AI Test Automation fundamentally changes who can create and maintain tests. Composing a test can now be democratized across the organization. This will in turn produce more robust applications and feature ideation. The AI Test Automation can adapt to various use cases across domains. Traditional test scripts may break when developers move a button or change a class name. This self-healing capability means fewer broken tests, less maintenance, and higher overall reliability. This tool allows engineering teams to evolve their applications faster with confidence.
Future Work
Our AI Test Automation performed well across many tasks. We will publish the precise results in a follow-up blog comparing our AI Test Automation application against related technologies. These technologies include browser-use, Anthropic’s computer-use, and GPT’s Operator. On the other hand, our AI Test Automation application struggles with complicated data tables and instructions/tasks that confuse the LLM.

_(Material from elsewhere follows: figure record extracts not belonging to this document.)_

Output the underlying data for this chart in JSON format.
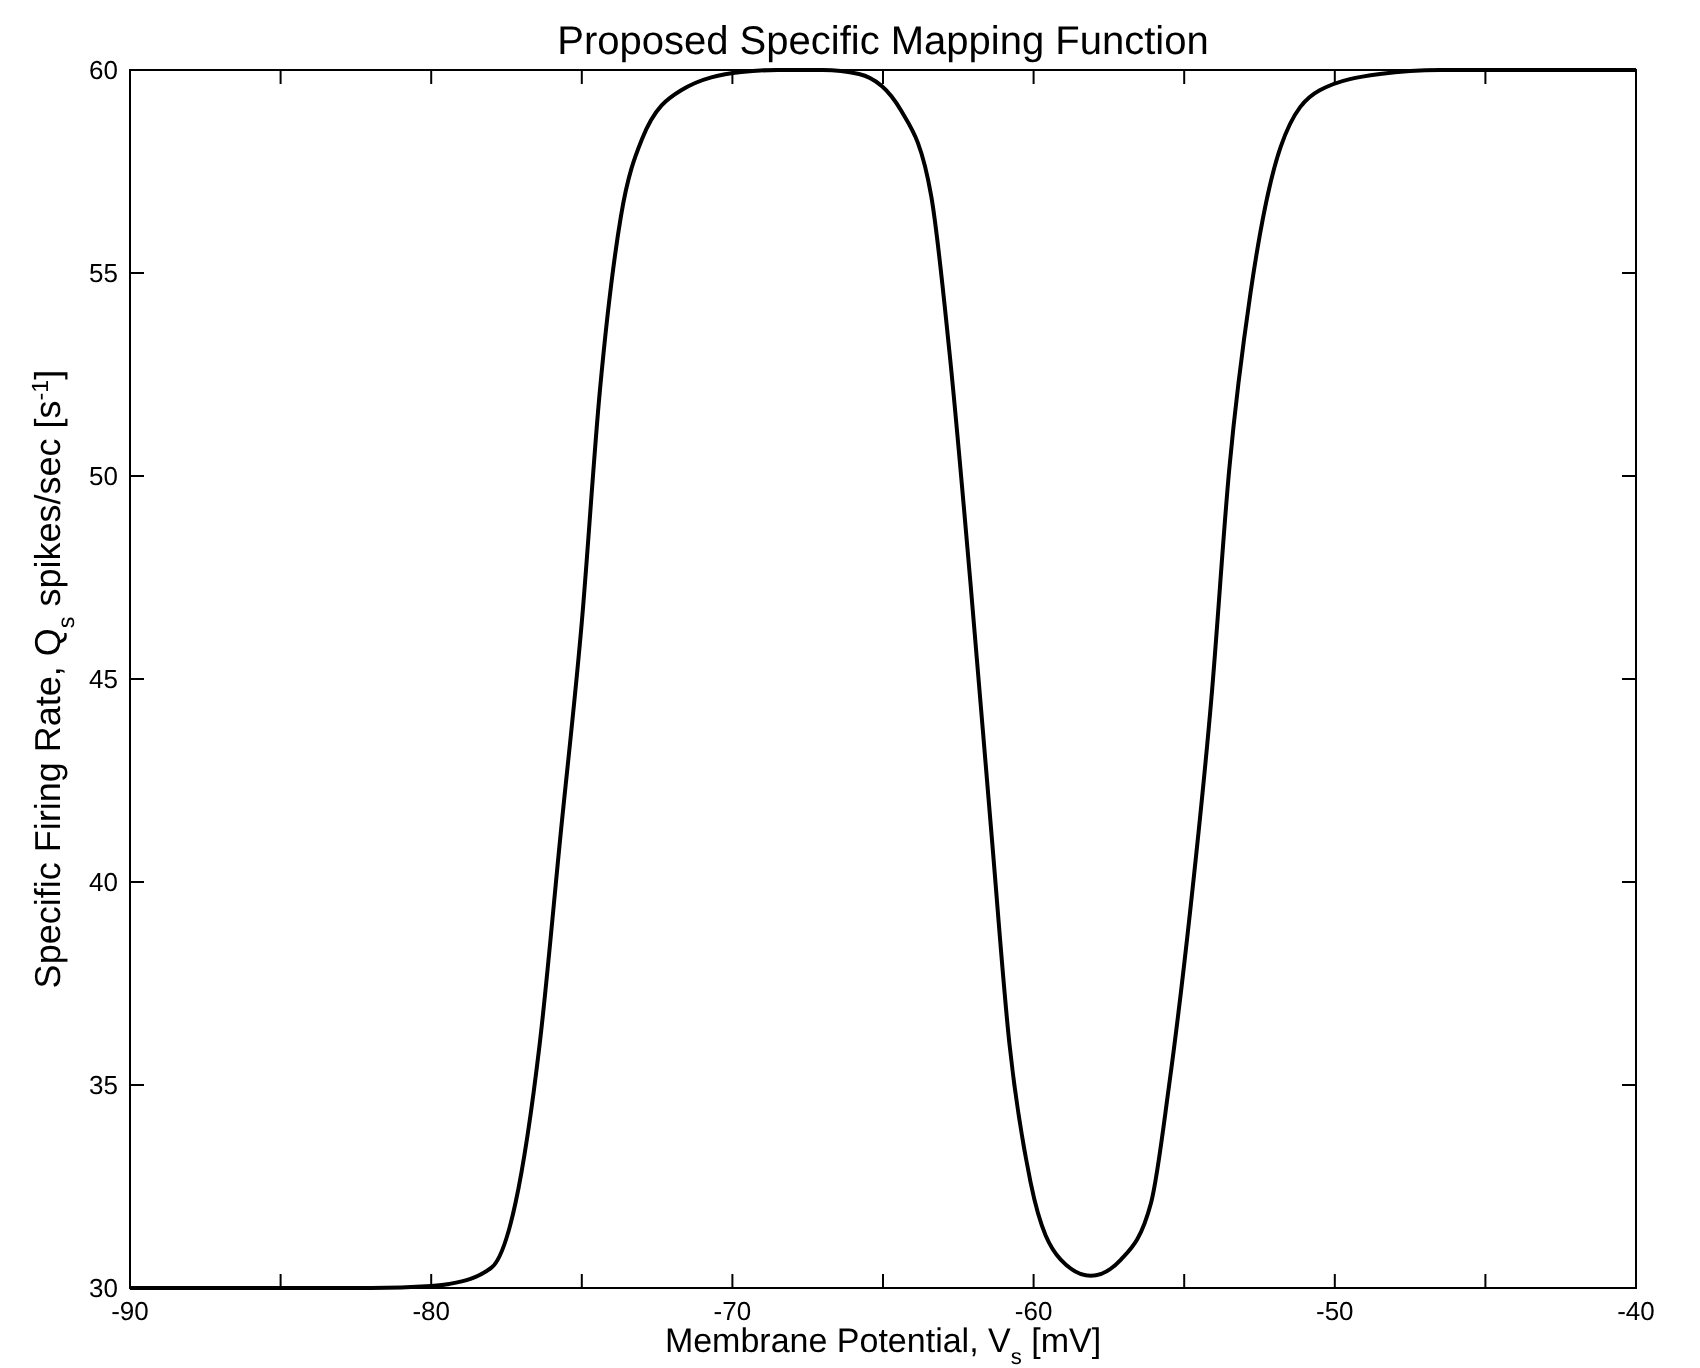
{
  "chart_data": {
    "type": "line",
    "title": "Proposed Specific Mapping Function",
    "xlabel": "Membrane Potential, V$_{s}$ [mV]",
    "ylabel": "Specific Firing Rate,  Q$_{s}$ spikes/sec [s$^{-1}$]",
    "x": [
      -90,
      -85,
      -82,
      -80,
      -79.4,
      -78,
      -77.2,
      -76.4,
      -75.7,
      -75,
      -74.4,
      -73.7,
      -73,
      -71.7,
      -69.7,
      -68.5,
      -67,
      -65.8,
      -64.4,
      -63.4,
      -62.8,
      -62.1,
      -61.4,
      -60.8,
      -60.1,
      -59.1,
      -58.1,
      -57.1,
      -56.1,
      -55.5,
      -54.8,
      -54.1,
      -53.5,
      -52.8,
      -51.8,
      -50.5,
      -48.5,
      -46.5,
      -43,
      -40
    ],
    "series": [
      {
        "color": "#000000",
        "values": [
          30,
          30,
          30,
          30.05,
          30.1,
          30.5,
          32.1,
          36,
          41.2,
          46.4,
          52.1,
          56.4,
          58.3,
          59.5,
          59.95,
          60,
          60,
          59.9,
          59,
          56.9,
          53.1,
          47.4,
          41.2,
          36,
          32.6,
          30.7,
          30.3,
          30.7,
          32.1,
          35,
          39.3,
          44.5,
          50.2,
          54.5,
          58.1,
          59.5,
          59.9,
          60,
          60,
          60
        ]
      }
    ],
    "xlim": [
      -90,
      -40
    ],
    "xticks": [
      -90,
      {
        "value": -85,
        "label": null
      },
      -80,
      {
        "value": -75,
        "label": null
      },
      -70,
      {
        "value": -65,
        "label": null
      },
      -60,
      {
        "value": -55,
        "label": null
      },
      -50,
      {
        "value": -45,
        "label": null
      },
      -40
    ],
    "ylim": [
      30,
      60
    ],
    "yticks": [
      30,
      35,
      40,
      45,
      50,
      55,
      60
    ],
    "grid": false,
    "marker": "none",
    "line_style": "solid"
  }
}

An Example Appointment Calendar/Data Table is one that many models struggle with. As of this writing, Claude 3.7 is the only model that successfully schedules an event at the correct time and date.
The AI Test Automation tool is an advancement for software engineering organizations. AI-enabled tools empower developers to concentrate on other less automated work. Here at Harness, we intend to leverage AI throughout the software engineering life cycle. The Harness AI Test Automation solution is one important part of that life cycle.